Ketua Forum, DA, mengungkapkan. Sejak awal 2024, Para Pelaku Usaha diminta untuk memasok daging ayam, khususnya bagian dada, ke PT BDS sebagai bagian dari program distribusi pangan daerah. Namun hingga Juli 2025, ada beberapa pengusaha tak sepeser pun pembayaran diterima. “Sudah lebih dari satu tahun kami menunggu. Tidak ada kepastian pembayaran. Padahal kami sudah suplai dalam jumlah besar. Tidak ada mediasi yang menawarkan solusi kepada kami. Bahkan, kasus saya sendiri sudah masuk laporannya di kepolisian,” ujarnya di kawasan Rawamangun, Jakarta, pada Kamis (03/07/2025).

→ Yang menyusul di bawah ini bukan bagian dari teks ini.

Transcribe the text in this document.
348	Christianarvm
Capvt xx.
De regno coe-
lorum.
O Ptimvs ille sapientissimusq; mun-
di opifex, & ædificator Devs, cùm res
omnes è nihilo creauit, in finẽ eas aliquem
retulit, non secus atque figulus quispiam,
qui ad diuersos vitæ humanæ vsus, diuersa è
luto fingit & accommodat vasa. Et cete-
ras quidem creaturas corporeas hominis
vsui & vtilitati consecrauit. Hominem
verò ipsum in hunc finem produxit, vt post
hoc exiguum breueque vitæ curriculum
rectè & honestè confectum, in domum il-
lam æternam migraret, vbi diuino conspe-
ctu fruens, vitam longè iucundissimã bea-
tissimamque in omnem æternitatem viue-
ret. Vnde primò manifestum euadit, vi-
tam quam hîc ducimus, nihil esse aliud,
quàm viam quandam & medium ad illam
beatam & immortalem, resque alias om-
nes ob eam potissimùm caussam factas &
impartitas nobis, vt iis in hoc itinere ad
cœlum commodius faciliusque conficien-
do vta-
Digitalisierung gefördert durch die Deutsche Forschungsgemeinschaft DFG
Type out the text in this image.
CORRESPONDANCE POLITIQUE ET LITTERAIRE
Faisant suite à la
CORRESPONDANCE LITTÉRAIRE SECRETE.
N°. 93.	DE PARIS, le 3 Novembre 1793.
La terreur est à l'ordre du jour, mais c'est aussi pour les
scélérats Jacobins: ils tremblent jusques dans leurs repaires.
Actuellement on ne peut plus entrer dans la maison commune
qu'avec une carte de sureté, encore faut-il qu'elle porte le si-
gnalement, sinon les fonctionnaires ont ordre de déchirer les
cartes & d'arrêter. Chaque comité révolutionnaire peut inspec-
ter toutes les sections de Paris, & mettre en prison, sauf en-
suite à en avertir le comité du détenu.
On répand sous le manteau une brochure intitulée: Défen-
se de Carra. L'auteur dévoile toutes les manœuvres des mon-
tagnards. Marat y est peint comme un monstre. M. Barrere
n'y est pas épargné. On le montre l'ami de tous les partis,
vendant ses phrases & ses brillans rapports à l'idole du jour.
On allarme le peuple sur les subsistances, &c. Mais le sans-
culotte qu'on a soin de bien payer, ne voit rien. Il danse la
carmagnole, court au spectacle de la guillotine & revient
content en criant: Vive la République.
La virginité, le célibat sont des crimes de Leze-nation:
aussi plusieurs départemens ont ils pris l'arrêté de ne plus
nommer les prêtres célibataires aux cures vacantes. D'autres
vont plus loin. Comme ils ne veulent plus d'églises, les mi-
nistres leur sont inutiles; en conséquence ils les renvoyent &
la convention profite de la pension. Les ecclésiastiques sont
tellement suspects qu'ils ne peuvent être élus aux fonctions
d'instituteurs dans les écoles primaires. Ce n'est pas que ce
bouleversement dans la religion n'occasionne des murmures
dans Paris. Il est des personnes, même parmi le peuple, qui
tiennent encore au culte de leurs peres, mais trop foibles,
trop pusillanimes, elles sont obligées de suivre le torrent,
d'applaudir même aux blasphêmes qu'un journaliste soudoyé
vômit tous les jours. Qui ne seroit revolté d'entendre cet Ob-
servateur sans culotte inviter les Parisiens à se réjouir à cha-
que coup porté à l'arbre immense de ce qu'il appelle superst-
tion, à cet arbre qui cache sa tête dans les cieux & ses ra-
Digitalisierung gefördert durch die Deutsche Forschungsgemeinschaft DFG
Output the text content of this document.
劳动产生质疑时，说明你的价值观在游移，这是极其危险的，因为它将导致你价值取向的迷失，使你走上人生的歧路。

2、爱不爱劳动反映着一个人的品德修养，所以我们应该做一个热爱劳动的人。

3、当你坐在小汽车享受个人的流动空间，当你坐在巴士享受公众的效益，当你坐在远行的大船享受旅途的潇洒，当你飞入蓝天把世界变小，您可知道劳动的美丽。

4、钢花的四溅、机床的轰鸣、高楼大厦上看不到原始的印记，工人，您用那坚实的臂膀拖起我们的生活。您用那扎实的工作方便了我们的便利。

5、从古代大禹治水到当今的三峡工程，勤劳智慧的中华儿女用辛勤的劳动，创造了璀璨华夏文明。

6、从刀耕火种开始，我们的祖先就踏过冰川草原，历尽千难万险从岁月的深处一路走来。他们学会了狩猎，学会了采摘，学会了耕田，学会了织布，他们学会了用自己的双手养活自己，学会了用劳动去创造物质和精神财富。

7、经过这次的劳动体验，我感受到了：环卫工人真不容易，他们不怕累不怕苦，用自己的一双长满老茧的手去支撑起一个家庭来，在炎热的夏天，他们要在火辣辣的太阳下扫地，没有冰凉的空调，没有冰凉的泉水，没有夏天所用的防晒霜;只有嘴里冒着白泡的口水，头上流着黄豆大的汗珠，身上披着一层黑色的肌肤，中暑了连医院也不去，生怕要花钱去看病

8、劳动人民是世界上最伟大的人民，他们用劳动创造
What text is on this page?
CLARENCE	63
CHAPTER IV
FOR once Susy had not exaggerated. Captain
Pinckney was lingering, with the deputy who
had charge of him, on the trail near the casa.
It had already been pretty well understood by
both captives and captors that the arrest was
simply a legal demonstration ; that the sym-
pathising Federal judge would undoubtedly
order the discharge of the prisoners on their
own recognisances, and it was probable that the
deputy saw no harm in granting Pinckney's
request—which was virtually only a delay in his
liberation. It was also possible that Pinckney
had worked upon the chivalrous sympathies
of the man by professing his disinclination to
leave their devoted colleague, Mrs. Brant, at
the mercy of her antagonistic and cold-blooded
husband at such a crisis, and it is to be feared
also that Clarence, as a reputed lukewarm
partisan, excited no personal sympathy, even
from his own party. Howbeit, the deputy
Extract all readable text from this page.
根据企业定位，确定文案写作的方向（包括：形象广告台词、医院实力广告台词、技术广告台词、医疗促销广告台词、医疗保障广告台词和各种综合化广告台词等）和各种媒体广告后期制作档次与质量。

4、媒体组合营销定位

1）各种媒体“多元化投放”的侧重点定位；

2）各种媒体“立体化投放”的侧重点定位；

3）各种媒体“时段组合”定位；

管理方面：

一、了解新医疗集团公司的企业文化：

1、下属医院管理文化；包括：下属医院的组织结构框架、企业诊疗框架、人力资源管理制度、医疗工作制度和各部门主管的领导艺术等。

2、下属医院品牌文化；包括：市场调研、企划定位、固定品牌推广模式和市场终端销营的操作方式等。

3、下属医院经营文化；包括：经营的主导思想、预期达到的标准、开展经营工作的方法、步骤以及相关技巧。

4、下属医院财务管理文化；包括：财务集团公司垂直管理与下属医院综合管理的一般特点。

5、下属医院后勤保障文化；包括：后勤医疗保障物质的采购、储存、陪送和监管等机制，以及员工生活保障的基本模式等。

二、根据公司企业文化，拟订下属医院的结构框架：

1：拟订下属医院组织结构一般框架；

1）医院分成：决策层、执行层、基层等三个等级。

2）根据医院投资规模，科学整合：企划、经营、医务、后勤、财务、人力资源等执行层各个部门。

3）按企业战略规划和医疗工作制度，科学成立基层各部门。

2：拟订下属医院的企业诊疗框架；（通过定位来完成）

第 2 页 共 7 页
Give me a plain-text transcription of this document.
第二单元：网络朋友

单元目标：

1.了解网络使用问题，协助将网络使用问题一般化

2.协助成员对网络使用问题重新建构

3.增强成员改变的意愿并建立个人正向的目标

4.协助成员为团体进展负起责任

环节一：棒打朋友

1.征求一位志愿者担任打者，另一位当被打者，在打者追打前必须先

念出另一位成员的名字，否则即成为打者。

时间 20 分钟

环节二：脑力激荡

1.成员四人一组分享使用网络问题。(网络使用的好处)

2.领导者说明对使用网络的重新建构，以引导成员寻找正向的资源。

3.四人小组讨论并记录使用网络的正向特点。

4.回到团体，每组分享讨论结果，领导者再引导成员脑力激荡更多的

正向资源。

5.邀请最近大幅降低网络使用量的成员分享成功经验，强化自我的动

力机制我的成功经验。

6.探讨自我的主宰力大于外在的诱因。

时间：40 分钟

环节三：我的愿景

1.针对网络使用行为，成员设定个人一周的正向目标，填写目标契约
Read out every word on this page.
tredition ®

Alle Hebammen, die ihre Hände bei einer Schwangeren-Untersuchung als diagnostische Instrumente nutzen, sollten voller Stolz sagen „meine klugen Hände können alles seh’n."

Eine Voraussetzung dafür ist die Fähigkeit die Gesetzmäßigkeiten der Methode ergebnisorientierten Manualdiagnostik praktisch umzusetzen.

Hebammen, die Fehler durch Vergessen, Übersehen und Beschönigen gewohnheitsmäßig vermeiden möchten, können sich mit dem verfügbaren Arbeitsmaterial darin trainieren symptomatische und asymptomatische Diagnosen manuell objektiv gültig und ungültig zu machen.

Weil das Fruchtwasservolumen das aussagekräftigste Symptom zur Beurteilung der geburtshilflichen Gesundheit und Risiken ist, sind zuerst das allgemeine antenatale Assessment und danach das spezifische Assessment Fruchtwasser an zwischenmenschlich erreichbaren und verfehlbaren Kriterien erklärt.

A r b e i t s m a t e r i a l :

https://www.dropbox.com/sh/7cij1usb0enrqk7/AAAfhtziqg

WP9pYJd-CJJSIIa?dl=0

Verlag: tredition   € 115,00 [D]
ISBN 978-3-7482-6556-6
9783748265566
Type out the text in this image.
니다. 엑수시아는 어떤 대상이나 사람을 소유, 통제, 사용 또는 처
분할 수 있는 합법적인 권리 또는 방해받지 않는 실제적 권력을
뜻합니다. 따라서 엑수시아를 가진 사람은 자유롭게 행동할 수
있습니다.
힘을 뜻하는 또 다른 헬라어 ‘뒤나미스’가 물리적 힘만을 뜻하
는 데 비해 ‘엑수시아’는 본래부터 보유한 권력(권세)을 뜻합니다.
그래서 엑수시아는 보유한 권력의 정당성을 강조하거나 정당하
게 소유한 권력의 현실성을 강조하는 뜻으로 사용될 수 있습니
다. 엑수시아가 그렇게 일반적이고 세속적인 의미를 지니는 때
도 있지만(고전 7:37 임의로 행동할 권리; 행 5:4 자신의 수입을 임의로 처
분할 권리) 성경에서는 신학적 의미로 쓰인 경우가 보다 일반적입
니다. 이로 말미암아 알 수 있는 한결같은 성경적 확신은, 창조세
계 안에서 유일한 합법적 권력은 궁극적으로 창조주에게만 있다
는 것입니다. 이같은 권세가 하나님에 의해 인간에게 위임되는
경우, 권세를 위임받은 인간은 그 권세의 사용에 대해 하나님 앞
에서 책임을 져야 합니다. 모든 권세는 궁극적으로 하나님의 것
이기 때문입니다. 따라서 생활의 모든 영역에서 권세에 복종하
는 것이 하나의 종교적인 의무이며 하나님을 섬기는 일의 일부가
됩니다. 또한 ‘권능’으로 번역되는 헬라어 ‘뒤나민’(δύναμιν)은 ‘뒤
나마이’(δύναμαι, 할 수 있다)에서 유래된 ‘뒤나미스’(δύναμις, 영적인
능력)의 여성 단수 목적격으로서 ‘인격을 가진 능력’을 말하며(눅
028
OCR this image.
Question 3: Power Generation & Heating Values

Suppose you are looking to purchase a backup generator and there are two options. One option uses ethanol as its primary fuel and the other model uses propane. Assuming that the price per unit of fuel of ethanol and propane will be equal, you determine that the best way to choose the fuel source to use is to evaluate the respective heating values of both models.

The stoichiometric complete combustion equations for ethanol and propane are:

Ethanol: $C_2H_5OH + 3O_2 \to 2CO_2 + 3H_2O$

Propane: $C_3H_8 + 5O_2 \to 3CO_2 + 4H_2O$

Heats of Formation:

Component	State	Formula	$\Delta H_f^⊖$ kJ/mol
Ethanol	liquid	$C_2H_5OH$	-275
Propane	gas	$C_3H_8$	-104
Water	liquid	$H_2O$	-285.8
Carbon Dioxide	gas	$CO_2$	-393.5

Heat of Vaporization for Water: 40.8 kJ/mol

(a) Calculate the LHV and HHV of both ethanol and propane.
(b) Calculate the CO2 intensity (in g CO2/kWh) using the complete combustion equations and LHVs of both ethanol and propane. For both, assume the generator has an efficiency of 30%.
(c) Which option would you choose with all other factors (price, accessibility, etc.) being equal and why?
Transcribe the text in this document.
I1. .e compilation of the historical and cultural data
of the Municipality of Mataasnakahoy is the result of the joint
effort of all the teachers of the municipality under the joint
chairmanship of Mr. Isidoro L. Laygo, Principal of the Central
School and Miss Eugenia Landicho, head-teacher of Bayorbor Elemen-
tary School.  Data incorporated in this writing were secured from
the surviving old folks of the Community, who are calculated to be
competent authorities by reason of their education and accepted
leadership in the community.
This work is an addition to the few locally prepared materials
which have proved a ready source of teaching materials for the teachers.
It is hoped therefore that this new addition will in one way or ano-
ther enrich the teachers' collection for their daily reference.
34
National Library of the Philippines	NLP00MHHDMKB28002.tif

Salah satu dokumen penting, berupa Surat Pernyataan Tanggung Jawab Mutlak tertanggal 9 Desember 2024 turut diperlihatkan dalam forum. Surat ini ditandatangani oleh Direktur Utama PT BDS Dr. Yanuar Budinorman dan Direktur Noviyanti. Yang mana menyatakan bahwa perusahaan dalam hal ini Direksi PT BDS bertanggung jawab secara mutlak atas total utang kepada vendor ayam sebesar Rp 105.405.264.919,00. Sayangnya, hingga kini surat tersebut tak lebih dari janji tanpa realisasi.
BACA JUGA : Yukz Tanya : DKI Jadi Daerah Khusus Jakarta, IKN Pindah ke Kaltim Sudah Tepat?
“Ini sudah merugikan banyak pelaku usaha kecil. Kami terpaksa melakukan penghentian para pekerja karena tidak punya biaya untuk gaji karyawan,” tambah DA. Forum menilai. Kasus ini mencerminkan kegagalan pengelolaan BUMD dan menjadi preseden buruk terhadap kepercayaan publik pada program ketahanan pangan nasional. “Kami mendesak Pemprov Jabar untuk turun tangan menyelesaikan masalah ini. Jangan biarkan BUMD milik pemerintah merugikan rakyat kecil,” tegasnya.
Kisah pilu juga dialami oleh AMZ, salah satu korban lain yang awalnya diminta untuk menyuplai ikan ke setiap kecamatan. Dia merasa tertipu setelah tiga kali pengiriman atas permintaan staf Bupati, tetapi tak kunjung dibayar. “Awalnya saya menyerahkan surat permohonan dan company profile perusahaan ke Bupati Kabupaten Bandung untuk mendapatkan pengadaan Ikan. Lalu, Bupati merekomendasikan ke Direktur BDS Yanuar, hingga akhirnya kita bekerjasama,” ungkapnya. Dia menambahkan. Pihak staf Bupati memintanya mengirim ikan untuk dibagikan ke masyarakat.
Bahkan, Gudang milik AMZ sempat disurvei oleh pihak Bupati dan BDS, serta ikan dibagikan bersama Lurah, Camat, dan aparat setempat. Hal ini membuatnya yakin bahwa semuanya resmi dan aman. “Kami melakukan tiga kali pengiriman ikan atas permintaan Staf Bupati, namun hingga saat ini tak kunjung dibayar,” ujarnya. Sungguh memprihatinkan, perusahaan berplat merah tidak menjamin komitmen bisa gamblang direalisasikan.

Nyatanya, total tagihan yang belum dibayar untuk pengadaan ikan mencapai Rp 500 juta. Tak berhenti disitu, AMZ juga diminta menyediakan produk ayam Boleness Dada (BLD). Tapi, lagi-lagi, pengiriman rutin tak dibarengi pembayaran. Ya rasa kepercayaan yang ditaruh pada perusahaan berplat merah bak kertas usang dalam tong sampah. “Saya tidak ada kepikiran bakal tertipu, karena itu perusahaan Pemerintah Daerah. Tidak mungkin dong pemerintah nipu rakyatnya sendiri. Tidak tahunya hingga saat ini saya tak dibayar, bahkan gak ada itikad baik dari PT BDS dan Bupati,” tutupnya. Hingga berita ini diturunkan, pihak PT BDS pun belum memberikan tanggapan resmi.